The detailed support list:

Models Sizes
LLaMA-2 7B/13B/70B
LLaMA 7B/13B/30B/65B
Vicuna 7B/13B
MPT 7B/30B
Falcon 7B/40B
OPT 125m/1.3B/2.7B/6.7B/13B/30B
Bloom 560m/3B/7B/
GPTJ 6.7B

Usage

Below, you will find examples of how to easily quantize a model and run inference.

Quantization

from awq import AutoAWQForCausalLM
from transformers import AutoTokenizer

model_path = 'lmsys/vicuna-7b-v1.5'
quant_path = 'vicuna-7b-v1.5-awq'
quant_config = { "zero_point": True, "q_group_size": 128, "w_bit": 4 }

# Load model
model = AutoAWQForCausalLM.from_pretrained(model_path)
tokenizer = AutoTokenizer.from_pretrained(model_path, trust_remote_code=True)

# Quantize
model.quantize(tokenizer, quant_config=quant_config)

# Save quantized model
model.save_quantized(quant_path)
tokenizer.save_pretrained(quant_path)

Inference

Run inference on a quantized model from Huggingface:

from awq import AutoAWQForCausalLM
from transformers import AutoTokenizer

quant_path = "casperhansen/vicuna-7b-v1.5-awq"
quant_file = "awq_model_w4_g128.pt"

model = AutoAWQForCausalLM.from_quantized(quant_path, quant_file)
tokenizer = AutoTokenizer.from_pretrained(quant_path, trust_remote_code=True)

model.generate(...)

Benchmarks

Benchmark speeds may vary from server to server and that it also depends on your CPU. If you want to minimize latency, you should rent a GPU/CPU combination that has high memory bandwidth for both and high single-core speed for CPU.

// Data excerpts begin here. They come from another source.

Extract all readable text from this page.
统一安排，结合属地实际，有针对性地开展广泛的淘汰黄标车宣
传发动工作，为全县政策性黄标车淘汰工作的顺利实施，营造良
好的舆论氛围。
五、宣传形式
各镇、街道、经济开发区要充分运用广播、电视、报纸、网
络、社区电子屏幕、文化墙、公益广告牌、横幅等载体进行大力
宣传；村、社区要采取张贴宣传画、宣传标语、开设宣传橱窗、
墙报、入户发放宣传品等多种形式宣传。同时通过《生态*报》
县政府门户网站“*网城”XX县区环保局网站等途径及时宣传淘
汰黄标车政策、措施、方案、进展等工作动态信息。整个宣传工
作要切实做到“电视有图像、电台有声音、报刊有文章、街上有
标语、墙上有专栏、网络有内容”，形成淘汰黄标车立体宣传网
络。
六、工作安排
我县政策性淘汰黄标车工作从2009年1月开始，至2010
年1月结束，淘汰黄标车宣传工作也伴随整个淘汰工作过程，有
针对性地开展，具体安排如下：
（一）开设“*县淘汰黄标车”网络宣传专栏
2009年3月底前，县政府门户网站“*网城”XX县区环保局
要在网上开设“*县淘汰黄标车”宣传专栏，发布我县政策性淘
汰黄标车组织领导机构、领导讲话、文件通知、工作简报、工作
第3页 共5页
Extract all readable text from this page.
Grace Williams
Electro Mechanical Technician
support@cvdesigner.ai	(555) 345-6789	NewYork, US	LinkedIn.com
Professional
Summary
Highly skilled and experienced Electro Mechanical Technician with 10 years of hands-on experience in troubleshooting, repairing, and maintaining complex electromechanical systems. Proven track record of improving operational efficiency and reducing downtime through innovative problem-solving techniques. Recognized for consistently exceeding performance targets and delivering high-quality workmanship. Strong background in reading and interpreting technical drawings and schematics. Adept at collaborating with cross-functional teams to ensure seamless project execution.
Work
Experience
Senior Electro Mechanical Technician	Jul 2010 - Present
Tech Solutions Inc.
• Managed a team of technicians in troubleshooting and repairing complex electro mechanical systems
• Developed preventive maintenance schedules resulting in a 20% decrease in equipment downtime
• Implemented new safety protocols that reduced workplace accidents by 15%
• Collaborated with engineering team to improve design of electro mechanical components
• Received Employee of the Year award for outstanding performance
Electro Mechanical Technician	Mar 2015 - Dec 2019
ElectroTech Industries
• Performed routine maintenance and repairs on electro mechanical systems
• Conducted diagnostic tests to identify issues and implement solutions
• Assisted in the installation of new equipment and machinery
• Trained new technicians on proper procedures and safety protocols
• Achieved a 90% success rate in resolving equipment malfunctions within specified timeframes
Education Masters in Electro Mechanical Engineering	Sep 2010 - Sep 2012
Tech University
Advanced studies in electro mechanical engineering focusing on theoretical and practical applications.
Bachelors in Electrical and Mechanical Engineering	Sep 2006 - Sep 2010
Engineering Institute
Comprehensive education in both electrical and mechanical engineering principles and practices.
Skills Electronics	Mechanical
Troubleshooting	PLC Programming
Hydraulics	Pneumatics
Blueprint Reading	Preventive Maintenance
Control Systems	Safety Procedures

Model GPU FP16 latency (ms) INT4 latency (ms) Speedup
LLaMA-2-7B 4090 19.97 8.66 2.31x
LLaMA-2-13B 4090 OOM 13.54 --
Vicuna-7B 4090 19.09 8.61 2.22x
Vicuna-13B 4090 OOM 12.17 --
MPT-7B 4090 17.09 12.58 1.36x
MPT-30B 4090 OOM 23.54 --
Falcon-7B 4090 29.91 19.84 1.51x
LLaMA-2-7B A6000 27.14 12.44 2.18x
LLaMA-2-13B A6000 47.28 20.28 2.33x
Vicuna-7B A6000 26.06 12.43 2.10x
Vicuna-13B A6000 44.91 17.30 2.60x
MPT-7B A6000 22.79 16.87 1.35x
MPT-30B A6000 OOM 31.57 --
Falcon-7B A6000 39.44 27.34 1.44x
Detailed benchmark (CPU vs. GPU)

Here is the difference between a fast and slow CPU on MPT-7B:

RTX 4090 + Intel i9 13900K (2 different VMs):

  • CUDA 12.0, Driver 525.125.06: 134 tokens/s (7.46 ms/token)
  • CUDA 12.0, Driver 525.125.06: 117 tokens/s (8.52 ms/token)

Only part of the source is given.